Fresenius is the largest clinic operator in Europe and treats most dialysis patients worldwide. As such, it bears a great responsibility: Not only does it have to protect sensitive personal data, it also ensures the seamless production of medical products. At the same time, as the world becomes increasingly digitized and networked, the risk of cyber-attacks is also growing.
This is where Fresenius’s Group Cybersecurity Office (GCSO) comes into play: By identifying risks, deriving suitable protective measures as well as implementing and controlling them, we help to protect sensitive data, critical infrastructure and the manufacturing of our products.
Identifying and averting risks is an important part of GCSO’s tasks. Hereby, working together as a team of Cyber Experts across all Segments is essential. Together we are developing and establishing a Cybersecurity Baseline to protect against these risks. Cybersecurity is by no means a purely technical issue, but above all one of corporate culture and risk awareness: The first line of defense against cyber-attacks are the people who work here. That’s why we support all teams that deal with cybersecurity at Fresenius, primarily by establishing and implementing appropriate training measures. Our work is therefore also based on an in-depth understanding of Fresenius’ value chain to ensure that its digital backbone is adequately protected.
At the same time, we use state-of-the-art techniques and tools to identify threats in good time and react as quickly as possible should incidents occur. Our specialists coordinate and accompany the required measures in the event of an attack. Proactive security analyses – in other words searching for threats and loopholes – help to guard against attacks. Digital forensics are also part of our job.
We are looking for a whole spectrum of skills: A basic technical understanding, for example in IT or data science, is certainly good. But even more important is a passion for all aspects of cybersecurity: To establish defense measures, for example, we need people who are interested in forensics and profiling; when it comes to risk management, we are looking for people who can prioritize the right investments based on risk; if you want to join our governance team, on the other hand, you should be able to set, implement and control objectives. You should also have a process-based mindset and an interest in business as well as in the meaningful work of a healthcare company. That is especially relevant if you want to work with the product safety team at Fresenius on defining architectures to protect production sites, hospitals and medical equipment.
The GCSO analyzes all areas of the company and identifies the specific cyber risks for each segment – such as the threat of attacks on production, patient data or intellectual property. Based on this, we continuously develop our security measures and plan investments.

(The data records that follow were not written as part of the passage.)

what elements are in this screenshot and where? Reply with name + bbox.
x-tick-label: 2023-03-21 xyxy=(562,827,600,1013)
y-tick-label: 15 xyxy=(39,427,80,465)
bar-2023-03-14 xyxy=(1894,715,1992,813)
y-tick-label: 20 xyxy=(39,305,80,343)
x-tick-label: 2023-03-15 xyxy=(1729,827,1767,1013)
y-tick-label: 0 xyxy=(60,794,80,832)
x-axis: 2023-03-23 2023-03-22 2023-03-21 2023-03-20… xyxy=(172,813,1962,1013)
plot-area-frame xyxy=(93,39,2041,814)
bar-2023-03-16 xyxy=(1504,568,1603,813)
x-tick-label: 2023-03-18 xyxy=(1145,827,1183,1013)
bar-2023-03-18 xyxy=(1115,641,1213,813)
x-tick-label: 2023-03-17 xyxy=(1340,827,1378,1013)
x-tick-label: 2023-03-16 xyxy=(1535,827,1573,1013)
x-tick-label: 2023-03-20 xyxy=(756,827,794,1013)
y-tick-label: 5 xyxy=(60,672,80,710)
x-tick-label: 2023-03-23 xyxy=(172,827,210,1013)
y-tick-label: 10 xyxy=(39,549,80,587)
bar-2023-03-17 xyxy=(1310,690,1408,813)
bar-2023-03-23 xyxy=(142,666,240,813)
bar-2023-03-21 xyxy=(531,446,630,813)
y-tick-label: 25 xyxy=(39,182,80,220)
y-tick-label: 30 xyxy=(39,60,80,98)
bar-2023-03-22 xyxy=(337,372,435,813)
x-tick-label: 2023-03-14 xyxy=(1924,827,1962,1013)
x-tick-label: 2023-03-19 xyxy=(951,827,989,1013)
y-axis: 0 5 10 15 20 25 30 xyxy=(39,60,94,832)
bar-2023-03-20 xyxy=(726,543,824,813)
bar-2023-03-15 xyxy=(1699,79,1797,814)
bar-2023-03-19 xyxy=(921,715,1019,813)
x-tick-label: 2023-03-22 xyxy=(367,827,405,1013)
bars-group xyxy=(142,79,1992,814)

We help to protect the value chain by means of comprehensive requirements, security architectures and concepts. We search for hackers and use threat intelligence and simulations to examine the need to enhance our processes and technologies.
The aim of our Cybersecurity Training & Awareness Program (CTAP) is to raise awareness among all employees of cyber threats and attacks. To this end, we offer mandatory training as well as courses, games, videos and other learning content on cybersecurity. Here, too, we regularly work with simulations – e.g., of phishing attacks – to check the effectiveness of our training concepts.